Drawing a photorealistic self-portrait is a daunting prospect. I’ve known this project was coming since the first day of class, and many self-portraits from previous classes hang around the studio. They are uniformly impressive. I recognize most of the artists who did these. At first, I found them encouraging: at the end of this class, I’ll be able to create something like that. Now, I’m a little intimidated. Those students had all semester to learn visual thinking. I’ve only had a month. (And what if the displayed portraits are the best ones? Selection bias is a real possibility here!)

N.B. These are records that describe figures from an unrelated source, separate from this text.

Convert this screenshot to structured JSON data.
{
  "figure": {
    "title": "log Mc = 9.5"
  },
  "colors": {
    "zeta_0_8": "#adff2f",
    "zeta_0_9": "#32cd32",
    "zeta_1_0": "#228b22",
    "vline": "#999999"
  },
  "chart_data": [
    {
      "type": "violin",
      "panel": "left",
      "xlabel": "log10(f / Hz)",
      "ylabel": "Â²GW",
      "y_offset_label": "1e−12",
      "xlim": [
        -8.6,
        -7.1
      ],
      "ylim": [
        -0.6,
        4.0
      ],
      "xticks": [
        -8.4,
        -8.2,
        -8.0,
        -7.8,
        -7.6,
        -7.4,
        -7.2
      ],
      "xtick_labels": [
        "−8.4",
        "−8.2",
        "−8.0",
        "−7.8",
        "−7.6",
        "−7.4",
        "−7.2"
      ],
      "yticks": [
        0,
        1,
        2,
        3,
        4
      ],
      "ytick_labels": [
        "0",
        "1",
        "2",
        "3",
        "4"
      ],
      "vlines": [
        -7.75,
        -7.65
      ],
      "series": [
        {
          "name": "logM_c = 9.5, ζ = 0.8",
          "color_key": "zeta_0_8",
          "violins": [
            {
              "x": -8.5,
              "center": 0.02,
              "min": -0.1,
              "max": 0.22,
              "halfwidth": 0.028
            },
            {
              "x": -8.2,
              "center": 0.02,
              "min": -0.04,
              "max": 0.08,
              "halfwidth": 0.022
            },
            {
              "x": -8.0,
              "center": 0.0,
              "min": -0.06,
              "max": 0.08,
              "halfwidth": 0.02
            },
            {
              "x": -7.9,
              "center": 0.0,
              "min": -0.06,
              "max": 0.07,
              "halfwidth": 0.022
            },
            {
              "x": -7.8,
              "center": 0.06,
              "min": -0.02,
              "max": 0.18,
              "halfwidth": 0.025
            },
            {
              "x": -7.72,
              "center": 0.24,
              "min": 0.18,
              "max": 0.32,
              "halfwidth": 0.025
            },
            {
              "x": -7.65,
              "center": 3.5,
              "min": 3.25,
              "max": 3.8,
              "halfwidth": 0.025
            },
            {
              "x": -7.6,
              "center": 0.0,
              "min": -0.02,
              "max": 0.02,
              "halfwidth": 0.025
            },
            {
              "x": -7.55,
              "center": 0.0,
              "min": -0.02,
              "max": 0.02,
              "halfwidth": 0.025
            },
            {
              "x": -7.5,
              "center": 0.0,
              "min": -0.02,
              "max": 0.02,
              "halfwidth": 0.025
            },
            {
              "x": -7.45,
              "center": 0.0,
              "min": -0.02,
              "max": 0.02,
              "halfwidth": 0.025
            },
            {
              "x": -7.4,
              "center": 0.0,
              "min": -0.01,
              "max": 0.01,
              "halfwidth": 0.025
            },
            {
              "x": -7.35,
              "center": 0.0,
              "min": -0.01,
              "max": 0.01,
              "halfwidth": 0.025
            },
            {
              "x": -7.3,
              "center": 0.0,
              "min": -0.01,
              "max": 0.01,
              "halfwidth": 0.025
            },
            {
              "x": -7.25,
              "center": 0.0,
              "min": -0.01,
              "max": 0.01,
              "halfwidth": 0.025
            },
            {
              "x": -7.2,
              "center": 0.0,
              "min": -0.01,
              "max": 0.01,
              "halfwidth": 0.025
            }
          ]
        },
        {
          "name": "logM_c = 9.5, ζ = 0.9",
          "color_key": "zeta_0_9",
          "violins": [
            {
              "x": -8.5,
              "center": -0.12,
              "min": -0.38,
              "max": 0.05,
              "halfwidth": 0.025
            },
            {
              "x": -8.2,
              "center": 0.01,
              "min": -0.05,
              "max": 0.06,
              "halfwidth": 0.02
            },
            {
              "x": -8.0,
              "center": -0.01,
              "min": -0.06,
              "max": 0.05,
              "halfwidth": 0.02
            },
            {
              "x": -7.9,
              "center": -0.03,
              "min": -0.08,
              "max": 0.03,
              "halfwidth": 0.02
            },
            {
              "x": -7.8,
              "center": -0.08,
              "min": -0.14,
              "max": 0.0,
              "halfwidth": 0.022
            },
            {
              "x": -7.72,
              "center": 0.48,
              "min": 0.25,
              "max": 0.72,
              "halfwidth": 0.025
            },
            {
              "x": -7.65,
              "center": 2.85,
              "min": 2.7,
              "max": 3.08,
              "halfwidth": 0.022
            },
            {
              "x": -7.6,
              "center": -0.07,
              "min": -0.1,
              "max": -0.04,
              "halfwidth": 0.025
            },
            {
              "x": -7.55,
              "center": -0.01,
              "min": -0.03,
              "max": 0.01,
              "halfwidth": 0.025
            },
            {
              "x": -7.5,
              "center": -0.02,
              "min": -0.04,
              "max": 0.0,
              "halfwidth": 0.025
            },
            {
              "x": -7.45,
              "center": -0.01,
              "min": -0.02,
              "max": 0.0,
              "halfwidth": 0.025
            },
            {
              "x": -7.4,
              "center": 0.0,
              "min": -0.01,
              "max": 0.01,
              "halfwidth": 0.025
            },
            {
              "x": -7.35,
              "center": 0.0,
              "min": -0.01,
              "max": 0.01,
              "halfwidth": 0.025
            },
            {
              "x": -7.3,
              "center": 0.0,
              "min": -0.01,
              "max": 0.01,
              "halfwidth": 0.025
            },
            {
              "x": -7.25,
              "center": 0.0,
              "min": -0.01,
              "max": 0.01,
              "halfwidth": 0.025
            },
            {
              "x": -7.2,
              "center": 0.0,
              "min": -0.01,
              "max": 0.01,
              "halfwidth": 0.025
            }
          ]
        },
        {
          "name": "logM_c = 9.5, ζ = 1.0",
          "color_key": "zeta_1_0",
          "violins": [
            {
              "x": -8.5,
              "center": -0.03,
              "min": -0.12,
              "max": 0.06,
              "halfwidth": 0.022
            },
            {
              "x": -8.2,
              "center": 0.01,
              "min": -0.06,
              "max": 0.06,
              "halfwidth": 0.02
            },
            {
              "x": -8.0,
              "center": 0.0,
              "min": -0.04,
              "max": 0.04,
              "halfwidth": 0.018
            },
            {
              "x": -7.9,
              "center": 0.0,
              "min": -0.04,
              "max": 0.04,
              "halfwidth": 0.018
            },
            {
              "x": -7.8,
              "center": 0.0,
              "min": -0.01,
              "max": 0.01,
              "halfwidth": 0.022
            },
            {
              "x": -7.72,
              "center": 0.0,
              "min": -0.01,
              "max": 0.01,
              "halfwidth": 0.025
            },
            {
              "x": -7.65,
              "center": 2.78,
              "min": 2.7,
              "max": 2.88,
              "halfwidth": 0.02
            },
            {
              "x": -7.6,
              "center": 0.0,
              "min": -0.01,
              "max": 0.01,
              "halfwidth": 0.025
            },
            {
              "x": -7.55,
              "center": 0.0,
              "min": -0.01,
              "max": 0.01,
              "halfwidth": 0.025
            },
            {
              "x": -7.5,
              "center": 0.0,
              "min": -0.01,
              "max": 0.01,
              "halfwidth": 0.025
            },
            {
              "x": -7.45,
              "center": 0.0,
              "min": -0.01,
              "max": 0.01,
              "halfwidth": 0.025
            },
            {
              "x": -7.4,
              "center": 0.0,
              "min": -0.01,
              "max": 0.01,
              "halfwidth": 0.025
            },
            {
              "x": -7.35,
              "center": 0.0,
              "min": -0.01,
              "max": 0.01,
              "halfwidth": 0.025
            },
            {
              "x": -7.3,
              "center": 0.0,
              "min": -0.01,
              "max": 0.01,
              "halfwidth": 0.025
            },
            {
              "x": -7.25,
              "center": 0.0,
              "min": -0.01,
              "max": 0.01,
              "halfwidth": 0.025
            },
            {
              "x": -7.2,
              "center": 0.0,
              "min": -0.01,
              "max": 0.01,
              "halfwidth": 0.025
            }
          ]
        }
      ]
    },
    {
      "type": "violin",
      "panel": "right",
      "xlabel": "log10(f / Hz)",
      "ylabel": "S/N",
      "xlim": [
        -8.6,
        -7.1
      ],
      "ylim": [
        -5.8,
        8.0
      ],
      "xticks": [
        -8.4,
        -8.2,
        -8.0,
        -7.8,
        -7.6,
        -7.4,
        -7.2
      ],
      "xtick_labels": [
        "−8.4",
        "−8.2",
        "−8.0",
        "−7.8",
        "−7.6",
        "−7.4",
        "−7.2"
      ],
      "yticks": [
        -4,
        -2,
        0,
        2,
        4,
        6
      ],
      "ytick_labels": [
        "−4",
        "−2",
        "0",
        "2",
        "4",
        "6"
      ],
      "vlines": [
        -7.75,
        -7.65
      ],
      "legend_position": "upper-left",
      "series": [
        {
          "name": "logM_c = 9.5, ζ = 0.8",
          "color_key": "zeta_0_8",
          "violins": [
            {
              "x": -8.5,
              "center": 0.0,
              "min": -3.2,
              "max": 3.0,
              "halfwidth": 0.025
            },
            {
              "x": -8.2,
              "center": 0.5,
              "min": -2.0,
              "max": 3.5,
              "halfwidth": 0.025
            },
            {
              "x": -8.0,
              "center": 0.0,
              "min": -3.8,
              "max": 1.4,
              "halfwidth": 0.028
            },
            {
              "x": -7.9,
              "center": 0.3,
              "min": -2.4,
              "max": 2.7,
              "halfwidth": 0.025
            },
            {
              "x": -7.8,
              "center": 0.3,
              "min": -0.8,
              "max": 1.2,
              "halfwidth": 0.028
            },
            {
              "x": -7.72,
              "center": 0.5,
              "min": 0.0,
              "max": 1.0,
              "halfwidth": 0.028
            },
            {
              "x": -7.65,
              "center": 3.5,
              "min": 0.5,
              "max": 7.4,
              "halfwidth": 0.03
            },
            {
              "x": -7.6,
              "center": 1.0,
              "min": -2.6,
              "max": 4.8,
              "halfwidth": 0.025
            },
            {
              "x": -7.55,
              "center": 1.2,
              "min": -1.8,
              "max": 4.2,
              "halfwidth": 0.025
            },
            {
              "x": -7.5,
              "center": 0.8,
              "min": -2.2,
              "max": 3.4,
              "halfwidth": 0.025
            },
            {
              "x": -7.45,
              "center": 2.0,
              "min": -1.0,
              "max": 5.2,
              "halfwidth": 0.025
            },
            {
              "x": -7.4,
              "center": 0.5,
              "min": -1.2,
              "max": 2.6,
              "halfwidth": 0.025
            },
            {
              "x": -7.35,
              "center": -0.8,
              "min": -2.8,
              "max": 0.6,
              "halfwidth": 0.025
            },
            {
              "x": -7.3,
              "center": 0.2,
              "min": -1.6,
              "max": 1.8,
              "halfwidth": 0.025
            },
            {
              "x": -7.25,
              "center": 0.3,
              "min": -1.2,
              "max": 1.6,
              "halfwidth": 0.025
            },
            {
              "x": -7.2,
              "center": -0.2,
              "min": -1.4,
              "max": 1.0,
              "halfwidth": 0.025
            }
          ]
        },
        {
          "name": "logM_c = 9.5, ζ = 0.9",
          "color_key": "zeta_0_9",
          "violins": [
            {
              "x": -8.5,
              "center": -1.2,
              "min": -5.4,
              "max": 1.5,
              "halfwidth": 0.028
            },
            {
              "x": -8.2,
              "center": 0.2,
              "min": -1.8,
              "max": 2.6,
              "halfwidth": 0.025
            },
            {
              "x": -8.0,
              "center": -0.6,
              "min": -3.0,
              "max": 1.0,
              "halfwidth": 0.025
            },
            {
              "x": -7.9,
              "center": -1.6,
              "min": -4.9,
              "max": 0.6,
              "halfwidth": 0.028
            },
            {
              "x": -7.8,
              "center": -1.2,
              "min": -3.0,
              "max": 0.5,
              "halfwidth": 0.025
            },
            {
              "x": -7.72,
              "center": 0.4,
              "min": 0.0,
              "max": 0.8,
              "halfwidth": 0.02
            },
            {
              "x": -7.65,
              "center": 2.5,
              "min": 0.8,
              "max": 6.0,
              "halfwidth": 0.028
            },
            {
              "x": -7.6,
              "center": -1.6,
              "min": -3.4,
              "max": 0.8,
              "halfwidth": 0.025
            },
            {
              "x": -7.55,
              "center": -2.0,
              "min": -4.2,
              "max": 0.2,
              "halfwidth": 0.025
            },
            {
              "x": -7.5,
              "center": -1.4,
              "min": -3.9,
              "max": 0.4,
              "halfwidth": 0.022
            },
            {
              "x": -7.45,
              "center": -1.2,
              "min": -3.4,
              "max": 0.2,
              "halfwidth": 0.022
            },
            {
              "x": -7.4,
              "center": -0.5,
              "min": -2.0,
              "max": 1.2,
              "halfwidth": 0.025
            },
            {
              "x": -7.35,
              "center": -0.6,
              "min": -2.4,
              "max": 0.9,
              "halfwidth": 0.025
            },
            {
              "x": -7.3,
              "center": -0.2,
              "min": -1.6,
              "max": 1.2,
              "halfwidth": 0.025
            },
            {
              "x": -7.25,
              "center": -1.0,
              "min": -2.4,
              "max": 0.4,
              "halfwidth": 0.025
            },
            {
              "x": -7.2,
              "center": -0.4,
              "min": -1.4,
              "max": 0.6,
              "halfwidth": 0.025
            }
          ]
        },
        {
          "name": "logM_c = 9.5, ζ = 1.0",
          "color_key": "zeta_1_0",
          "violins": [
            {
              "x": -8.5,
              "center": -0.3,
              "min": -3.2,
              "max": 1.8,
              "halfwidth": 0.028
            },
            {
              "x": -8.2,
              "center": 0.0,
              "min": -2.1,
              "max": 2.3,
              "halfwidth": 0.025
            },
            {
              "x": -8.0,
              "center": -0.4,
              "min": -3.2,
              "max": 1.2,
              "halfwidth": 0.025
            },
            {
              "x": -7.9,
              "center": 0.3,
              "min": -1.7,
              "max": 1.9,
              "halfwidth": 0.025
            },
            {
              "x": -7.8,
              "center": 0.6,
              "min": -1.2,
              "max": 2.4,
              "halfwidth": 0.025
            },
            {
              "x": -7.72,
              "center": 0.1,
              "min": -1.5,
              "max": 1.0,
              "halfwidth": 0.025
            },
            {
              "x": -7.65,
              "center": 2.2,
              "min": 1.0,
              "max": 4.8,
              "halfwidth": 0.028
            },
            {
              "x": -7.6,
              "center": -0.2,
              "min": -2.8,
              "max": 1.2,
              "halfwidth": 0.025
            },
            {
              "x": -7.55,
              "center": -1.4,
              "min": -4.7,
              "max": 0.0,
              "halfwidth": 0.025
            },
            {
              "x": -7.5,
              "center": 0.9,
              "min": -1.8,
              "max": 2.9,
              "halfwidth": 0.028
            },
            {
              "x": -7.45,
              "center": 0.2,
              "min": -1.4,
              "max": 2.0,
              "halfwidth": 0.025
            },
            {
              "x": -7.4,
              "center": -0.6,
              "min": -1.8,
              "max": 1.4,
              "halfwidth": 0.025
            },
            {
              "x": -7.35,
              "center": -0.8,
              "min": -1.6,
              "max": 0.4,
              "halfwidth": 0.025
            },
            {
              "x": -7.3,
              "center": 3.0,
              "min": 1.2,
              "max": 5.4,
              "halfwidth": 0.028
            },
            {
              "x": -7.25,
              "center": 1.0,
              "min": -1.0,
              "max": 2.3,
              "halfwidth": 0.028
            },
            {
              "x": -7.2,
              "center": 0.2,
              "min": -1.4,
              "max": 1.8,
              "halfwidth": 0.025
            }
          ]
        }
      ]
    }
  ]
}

Professor Ruby demonstrated her technique for toning the paper for this project. Using a stick of Char-Kole, one vigorously draws on the palette (a separate sheet of paper) in order to grind down the charcoal. Then, using a wad of institutional-style toilet paper, one transfers this to the sheet of paper that we’ll be drawing the portrait on. It’s very slow work getting the page dark enough for the drawing, but it’s important that it be dark enough so that there’s a range of available shades between the darkest unerased portions and the lightest highlights.
I got strangely worried about getting my page dark enough. At one point, Julia asked me how I’d gotten mine so dark, and I thought she was crazy—hers looked much darker than mine from where I was sitting. I got up, looked at my classmates’ work, and realized that we had all reached about the same shade of dark gray, but it looked darker from farther away. It’s always interesting to realize a new way that my brain and eyes are conspiring to fool me again. From then on, I’d check my paper against the finished self-portraits hanging in the studio at various points. From a distance, they all looked much darker than mine, but I realized I was getting close when I looked at them from nearby.
I finally developed my own technique for getting more charcoal on the paper. I would grind down the charcoal as before, but instead of using the toilet paper to apply it, I’d tip the palette onto the paper and use the toilet paper to smear it. I’m not sure if it actually did work better, but it seemed to.
I spent about 2 hours outside of class trying to perfect my toned page. It was a little obsessive, but it was important to me to get this project off on the right foot.